La scuola non deve mai pensare di aver disperso le proprie energie, l’alunno avrà modo di ricordarsi di quel sano rimprovero, così come di quei consigli ricevuti dagli insegnanti, solo da adulto, quando la sua modernità oramai compressa e quel suo ricordo da “disadattato” dovranno fare i conti con una necessaria involuzione temporale per confrontarsi con i suoi figli e con quella ingratitudine, ancora una volta,  dal mutato volto. E così, mentre  i genitori quasi impotenti, dimenticando di possedere lo scettro della disciplina, assistono ai più svariati subdoli disturbi del comportamento alimentare, giustificandoli sulla base di sempre più incerti termini del disagio evolutivo endogeno, legato alla crisi di transizione dell’età adolescenziale, mascherato da un più preoccupante disagio socio-culturale esogeno.

Tutto ciò è legato ai condizionamenti della società complessa, ove l’adolescente, in mancanza di vigorosi indicatori, è libero di incanalare disfunzioni di ogni genere che lo mettono in sintonia con il contesto culturale dei gruppi di riferimento, da quello fisicamente collocato nei Wine Bar, pub, sala giochi di tendenza, a quelli non meno ricettori di compulsività puntualmente rintracciabili anche all’interno di quelle community che accolgono personalità digitali che rapidamente stanno rendendo la rete globale sempre più locale. Infatti, le funzioni svolte dagli album globali, dai Mushup, un’applicazione in grado di aggregare dei contenuti da più sorgenti, realizzando contenuti multimediali ibridi, e dallo “status update”, ovvero  una riga di testo da compilare a piacimento o scegliendo alcune frasi chiavi, sono finalizzate  a segnalare ai membri della community i propri desideri: cosa si fa o si vuole, dove ci si trova o lo stato emotivo del momento.

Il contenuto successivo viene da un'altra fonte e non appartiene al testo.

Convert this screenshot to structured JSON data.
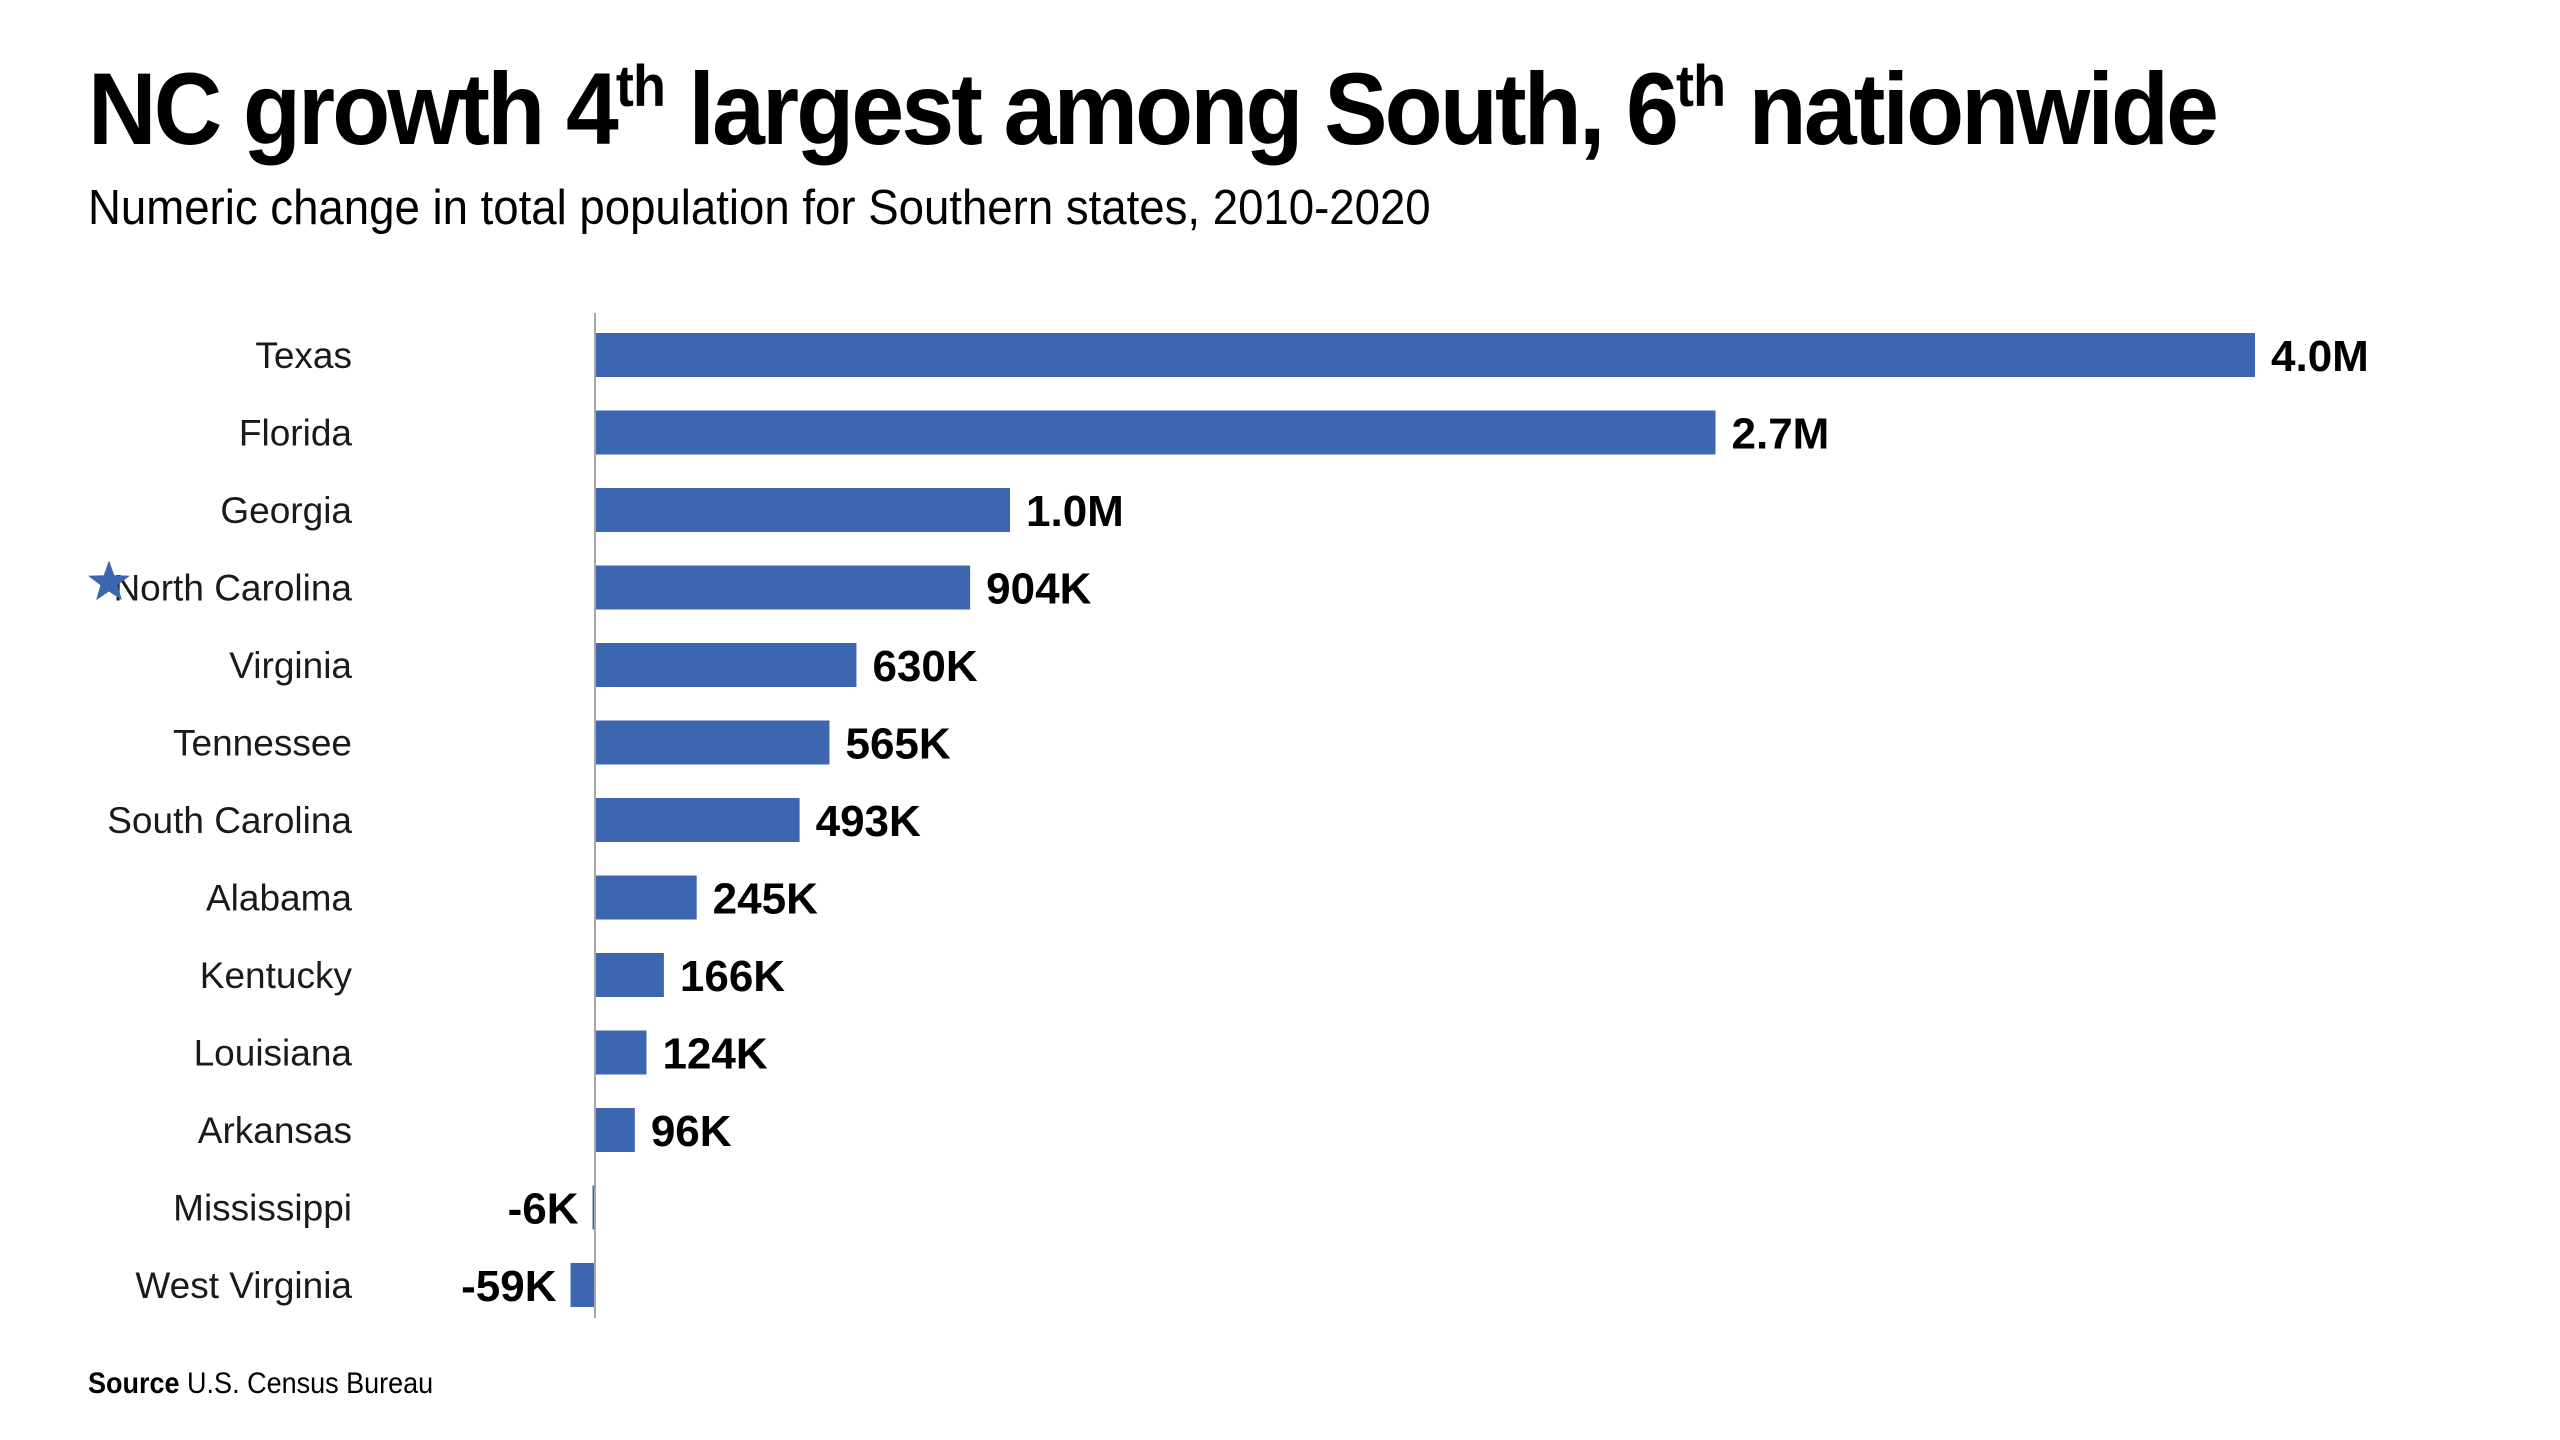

Tutte funzioni di una evoluta tecnologia sempre più presenti nei social network che amplificano nell’adolescente il desiderio di privilegiare, tanto nella vita adimensionale quanto in quella reale, l’immediatezza d’uso e la conquista d’ogni cosa.

Tutti quanti desideriamo che il giovane diventi adulto, attraversando quel momento di rischio mai fine a se stesso, ma è opportuno che la scuola sappia costantemente alzare i toni del dialogo e delle sanzioni, laddove si fa più minacciosa l’insidia di un atto o comportamento offensivo o lesivo che potrebbe culminare in un cocktail di disordini e ribellioni incontrollabili, senza mai consentire, contrariamente a quanto spesso avviene ad opera di non pochi Consigli di Classe e di taluni dirigenti scolastici, la minimizzazione, per preservare il quieto vivere nei rapporti con le famiglie, di quel  rischio passato, ma sotteso in un divenire incerto.